Две атомные подводные лодки — «Трешер» и «Скорпион» — затонули в 1963 и 1968 годах соответственно, и военно-морские силы хотели выяснить, имела ли место утечка радиации. Также они намеревались составить полную карту мест кораблекрушений, а это было бы трудно сделать с помощью аппарата типа «Элвина». Также, хотя об этом и не заявляли прямо, военно-морские силы явно были не прочь изучить места кораблекрушений военных кораблей других держав.
Вскоре Баллард добился успеха, получив от Научно-исследовательского управления финансирование в размере 600 000 долларов в год в обмен на обещание позволить военно-морским силам эксплуатировать систему, которую он построит, на протяжении одного месяца в году (бо́льшая часть этих денег была тайно передана военно-морской разведкой, использовавшей Научно-исследовательское управление как подходящее прикрытие). В 1982 году Баллард вышел из группы «Элвин» и открыл собственное отделение — Лабораторию глубоких погружений. Теперь разница между погружениями на океанское дно людей и дистанционным присутствием определялась не только использованием разных технических средств. Ими также занимались две разные группы людей. И они не всегда ладили.
Баллард начал собирать оборудование и людей для полноценной работы своей лаборатории. Его напарником в лаборатории был Скип Маркет, инженер из Вудс-Хоула, который долго работал в группе «Элвин» и сконструировал ключевую для этого аппарата акустическую навигационную систему. Теперь, когда «Элвин» считался доведенным до совершенства, Маркет искал новую работу. Баллард и Маркет привлекли ветеранов группы ANGUS Тома Крука, Эрла Янга, Стива Гегга и Кэти Оффингер, которая на долгие годы стала главной помощницей Балларда.
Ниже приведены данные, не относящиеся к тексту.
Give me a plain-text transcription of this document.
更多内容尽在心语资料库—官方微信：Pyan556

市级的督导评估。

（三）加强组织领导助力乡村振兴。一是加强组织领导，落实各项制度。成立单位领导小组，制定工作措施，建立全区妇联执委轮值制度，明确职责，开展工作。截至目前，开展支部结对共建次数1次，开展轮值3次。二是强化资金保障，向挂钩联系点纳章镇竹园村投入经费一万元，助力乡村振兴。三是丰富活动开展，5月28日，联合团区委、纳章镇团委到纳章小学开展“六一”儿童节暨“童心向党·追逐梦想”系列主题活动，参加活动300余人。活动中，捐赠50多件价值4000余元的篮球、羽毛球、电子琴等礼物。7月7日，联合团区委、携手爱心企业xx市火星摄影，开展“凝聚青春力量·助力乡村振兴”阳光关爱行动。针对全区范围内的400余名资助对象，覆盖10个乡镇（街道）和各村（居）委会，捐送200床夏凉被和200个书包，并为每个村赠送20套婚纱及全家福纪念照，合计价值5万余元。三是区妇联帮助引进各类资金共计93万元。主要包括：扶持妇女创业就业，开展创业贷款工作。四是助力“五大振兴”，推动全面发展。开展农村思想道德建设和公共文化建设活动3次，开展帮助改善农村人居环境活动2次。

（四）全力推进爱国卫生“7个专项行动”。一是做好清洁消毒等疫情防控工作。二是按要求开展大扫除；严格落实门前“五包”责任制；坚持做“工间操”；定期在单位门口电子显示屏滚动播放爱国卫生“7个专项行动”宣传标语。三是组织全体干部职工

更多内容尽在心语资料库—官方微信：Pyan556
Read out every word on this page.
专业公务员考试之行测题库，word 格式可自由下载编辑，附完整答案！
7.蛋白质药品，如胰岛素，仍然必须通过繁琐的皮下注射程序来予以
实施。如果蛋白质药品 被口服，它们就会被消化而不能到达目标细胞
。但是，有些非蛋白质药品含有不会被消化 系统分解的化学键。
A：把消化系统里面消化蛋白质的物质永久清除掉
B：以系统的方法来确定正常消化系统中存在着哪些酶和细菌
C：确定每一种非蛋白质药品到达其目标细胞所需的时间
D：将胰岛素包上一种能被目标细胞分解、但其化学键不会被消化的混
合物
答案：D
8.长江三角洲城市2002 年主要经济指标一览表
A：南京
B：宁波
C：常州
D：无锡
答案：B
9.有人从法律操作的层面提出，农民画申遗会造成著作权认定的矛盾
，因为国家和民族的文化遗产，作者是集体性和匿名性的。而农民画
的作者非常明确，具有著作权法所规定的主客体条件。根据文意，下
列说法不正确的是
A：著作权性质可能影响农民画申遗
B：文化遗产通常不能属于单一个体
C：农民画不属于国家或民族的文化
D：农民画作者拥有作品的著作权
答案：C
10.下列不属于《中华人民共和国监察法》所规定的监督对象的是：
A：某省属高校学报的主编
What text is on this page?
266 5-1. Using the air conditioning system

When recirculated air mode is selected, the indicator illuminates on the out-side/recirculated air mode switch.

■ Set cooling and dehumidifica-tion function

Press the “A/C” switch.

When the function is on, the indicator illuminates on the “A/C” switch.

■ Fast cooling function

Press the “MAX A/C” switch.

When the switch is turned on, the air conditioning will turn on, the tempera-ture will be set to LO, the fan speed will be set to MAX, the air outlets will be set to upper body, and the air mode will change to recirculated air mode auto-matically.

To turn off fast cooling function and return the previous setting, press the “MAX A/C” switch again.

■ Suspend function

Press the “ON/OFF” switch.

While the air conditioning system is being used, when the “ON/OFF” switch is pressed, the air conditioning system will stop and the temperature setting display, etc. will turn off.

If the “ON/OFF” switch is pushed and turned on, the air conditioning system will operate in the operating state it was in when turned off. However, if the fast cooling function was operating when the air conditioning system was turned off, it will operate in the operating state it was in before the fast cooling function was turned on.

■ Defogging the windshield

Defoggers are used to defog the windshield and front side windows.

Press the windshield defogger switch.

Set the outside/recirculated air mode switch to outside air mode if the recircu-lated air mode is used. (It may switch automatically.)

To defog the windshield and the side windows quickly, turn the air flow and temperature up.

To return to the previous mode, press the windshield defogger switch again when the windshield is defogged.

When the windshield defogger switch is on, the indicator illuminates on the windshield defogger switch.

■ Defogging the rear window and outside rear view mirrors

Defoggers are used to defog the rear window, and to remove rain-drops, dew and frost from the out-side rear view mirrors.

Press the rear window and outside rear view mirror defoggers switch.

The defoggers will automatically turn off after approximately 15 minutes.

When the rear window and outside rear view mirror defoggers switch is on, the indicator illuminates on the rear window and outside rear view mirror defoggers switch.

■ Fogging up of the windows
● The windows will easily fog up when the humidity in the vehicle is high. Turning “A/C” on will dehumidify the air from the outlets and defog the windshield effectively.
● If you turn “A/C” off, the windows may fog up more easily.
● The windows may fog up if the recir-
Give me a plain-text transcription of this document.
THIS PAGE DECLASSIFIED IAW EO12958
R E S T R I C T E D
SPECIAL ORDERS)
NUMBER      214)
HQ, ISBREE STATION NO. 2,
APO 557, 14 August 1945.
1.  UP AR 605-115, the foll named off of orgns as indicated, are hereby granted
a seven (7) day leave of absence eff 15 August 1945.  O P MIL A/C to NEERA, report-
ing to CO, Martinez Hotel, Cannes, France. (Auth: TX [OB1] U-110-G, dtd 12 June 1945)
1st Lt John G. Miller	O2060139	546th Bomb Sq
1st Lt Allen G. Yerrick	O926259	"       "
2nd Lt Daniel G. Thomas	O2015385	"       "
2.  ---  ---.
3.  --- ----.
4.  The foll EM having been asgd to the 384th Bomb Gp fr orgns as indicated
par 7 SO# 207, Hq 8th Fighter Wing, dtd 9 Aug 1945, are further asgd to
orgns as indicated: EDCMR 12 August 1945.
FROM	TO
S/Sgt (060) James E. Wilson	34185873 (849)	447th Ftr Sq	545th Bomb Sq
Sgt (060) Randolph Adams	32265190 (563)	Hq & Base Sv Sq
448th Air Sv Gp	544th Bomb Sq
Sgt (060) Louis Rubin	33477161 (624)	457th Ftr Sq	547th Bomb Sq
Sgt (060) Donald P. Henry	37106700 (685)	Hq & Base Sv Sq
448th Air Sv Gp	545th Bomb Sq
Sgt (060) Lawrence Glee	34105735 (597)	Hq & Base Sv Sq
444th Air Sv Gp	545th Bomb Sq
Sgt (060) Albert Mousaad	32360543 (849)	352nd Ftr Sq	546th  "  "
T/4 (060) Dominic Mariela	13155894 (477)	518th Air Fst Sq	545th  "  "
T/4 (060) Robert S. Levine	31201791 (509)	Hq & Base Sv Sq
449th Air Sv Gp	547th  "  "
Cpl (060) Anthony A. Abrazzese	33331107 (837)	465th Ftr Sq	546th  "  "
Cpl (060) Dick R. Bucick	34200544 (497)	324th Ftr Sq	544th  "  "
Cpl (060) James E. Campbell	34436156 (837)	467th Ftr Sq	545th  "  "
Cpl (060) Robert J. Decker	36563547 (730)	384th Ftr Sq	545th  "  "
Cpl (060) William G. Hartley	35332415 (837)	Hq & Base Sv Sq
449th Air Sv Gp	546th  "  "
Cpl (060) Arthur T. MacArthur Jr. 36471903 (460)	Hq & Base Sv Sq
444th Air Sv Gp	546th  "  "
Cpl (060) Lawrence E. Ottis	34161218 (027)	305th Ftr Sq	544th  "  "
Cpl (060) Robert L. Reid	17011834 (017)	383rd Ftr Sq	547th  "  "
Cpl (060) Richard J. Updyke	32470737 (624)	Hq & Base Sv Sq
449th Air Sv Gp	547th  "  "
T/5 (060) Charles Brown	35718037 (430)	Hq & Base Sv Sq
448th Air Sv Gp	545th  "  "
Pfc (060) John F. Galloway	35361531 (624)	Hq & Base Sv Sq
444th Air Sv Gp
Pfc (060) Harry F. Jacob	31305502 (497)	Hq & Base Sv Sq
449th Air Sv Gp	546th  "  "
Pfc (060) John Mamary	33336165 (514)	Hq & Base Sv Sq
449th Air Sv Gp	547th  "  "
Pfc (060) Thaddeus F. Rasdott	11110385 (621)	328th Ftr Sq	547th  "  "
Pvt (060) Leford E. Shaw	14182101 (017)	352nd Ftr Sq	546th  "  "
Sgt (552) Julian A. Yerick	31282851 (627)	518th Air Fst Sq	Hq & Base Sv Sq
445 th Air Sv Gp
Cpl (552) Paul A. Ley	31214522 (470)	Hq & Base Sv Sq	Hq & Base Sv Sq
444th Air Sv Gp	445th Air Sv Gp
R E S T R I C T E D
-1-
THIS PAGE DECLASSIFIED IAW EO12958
Также они взяли Стю Харриса, инженера-электротехника из компании Lockheed, у которого был опыт управления большими проектами, связанными с цифровыми съемками на спутниках.
Команда установила следующий порядок работ: во-первых, сконструировать «Арго» с коаксикальным кабелем, во-вторых, улучшить систему с помощью волоконно-оптического кабеля. Далее построить уменьшенный вариант «Ясона», чтобы исследовать места кораблекрушений, и только потом перейти к полномасштабной версии, которая должна была составить единое целое с «Арго».
Когда Баллард договаривался с Научно-исследовательским управлением о поддержке своего проекта, там ему предложили работать совместно с Массачусетским технологическим институтом, где управление уже финансировало исследования по телеробототехнике. Том Шеридан был профессором Массачусетского технологического института и имел необычный послужной список. Он был учеником психолога-бихевиориста Б. Скиннера и одновременно инженером-машиностроителем, а также уже долгое время интересовался взаимодействием человека с машинами. (Подход Скиннера к поведению как к черному ящику всегда выглядел привлекательным для инженеров.) В расследовании аварии на атомной станции «Три-Майл-Айленд» в 1979 году пригодились навыки Шеридана. Кроме того, это расследование помогло сформировать зарождающуюся сферу изучения человеческих факторов в технике.
Шеридан (позднее ставший одним из моих научных руководителей в Массачусетском технологическом институте) изучал взаимодействие между людьми и машинами в реальных системах и понимал, что только очень немногие системы имеют полностью ручное управление, где человек всем управляет самостоятельно, или являются полностью автоматическими, где все делает компьютер. Скорее, большинство систем находится где-то посередине, в разных частях «спектра автоматизации», и зачастую перемещаются внутри этой области в реальном времени. Он называл это перемещение «супервизорным управлением», где человек и машина работают сообща, передавая контроль и меняя «уровни автоматизации» в зависимости от ситуации в конкретный момент. Более того, Шеридан принимал во внимание тот факт, что работа систем с супервизорным управлением очень зависит от социального контекста, в котором они применяются.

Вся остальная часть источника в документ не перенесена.